Desde abril deste ano, os postos são obrigados a ostentar em local visível ao consumidor uma placa de 1 metro por 50 centímetros com informações detalhadas sobre os impostos e outros itens que compõem o preço do combustível. “Mas isso não impede as reclamações”, comenta o presidente do sindicato dos postos. Os preços altos e a preocupação do consumidor com o custo abrem espaço para postos, com atividade duvidosa, oferecerem preços atrativos e que podem ser armadilhas para o consumidor. “Como pode em menos de 500 metros de distância dois postos com a mesma bandeira venderem produtos com preços diferentes? Isso acontece e a gente sabe o porquê. Vemos estabelecimentos vendendo gasolina pelo preço que a gente paga para o fornecedor, com certeza esse não é um produto de qualidade, mas o consumidor compara só o preço, sem saber o que acontece”, ressalta.
Artigo de luxo
Apesar das atividades econômicas terem voltado praticamente ao normal, a venda de combustíveis ainda não decolou pelo fator preço. Segundo Wagner Souza, o setor ainda não conseguiu retomar o ritmo de vendas que tinha antes da pandemia. “Os preços subiram absurdamente, se não fosse isso já teríamos retomado o mesmo patamar. Para o revendedor é extremamente ruim essa situação de estar sempre aumentando; queremos vender barato para aumentar as vendas, mas hoje o combustível virou artigo de luxo”, declara.

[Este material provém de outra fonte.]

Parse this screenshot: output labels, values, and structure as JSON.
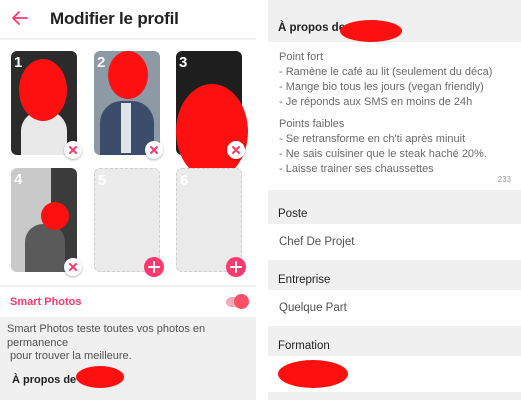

Wagner Souza considera negativa a perspectiva para os próximos meses. “Eu gostaria de falar que consigo enxergar ao menos uma estabilidade nos preços, mas a inflação já está presente. Acredito que o governo fará alguma coisa, mas tudo depende do preço do barril do petróleo no mercado internacional”, comenta.
O preço da gasolina e do etanol também fazem os motoristas pensarem na conversão dos automóveis para o GNV (Gás Natural Veicular), mais barato. O produto, no entanto, não é encontrado em qualquer posto, além de reduzir a potência do carro que, se for novo, perde a garantia de fábrica. O custo da conversão é outro impeditivo, mais de R$ 4 mil, com instalação, inspeção e alteração no documento do veículo. “O movimento do GNV vai e volta. Agora está aquecido, mas o consumidor tem de ver que não tem em todo lugar já que o posto tem que ter um processo de abastecimento que requer muito cuidado e frentista preparado”, completa o presidente do Regran.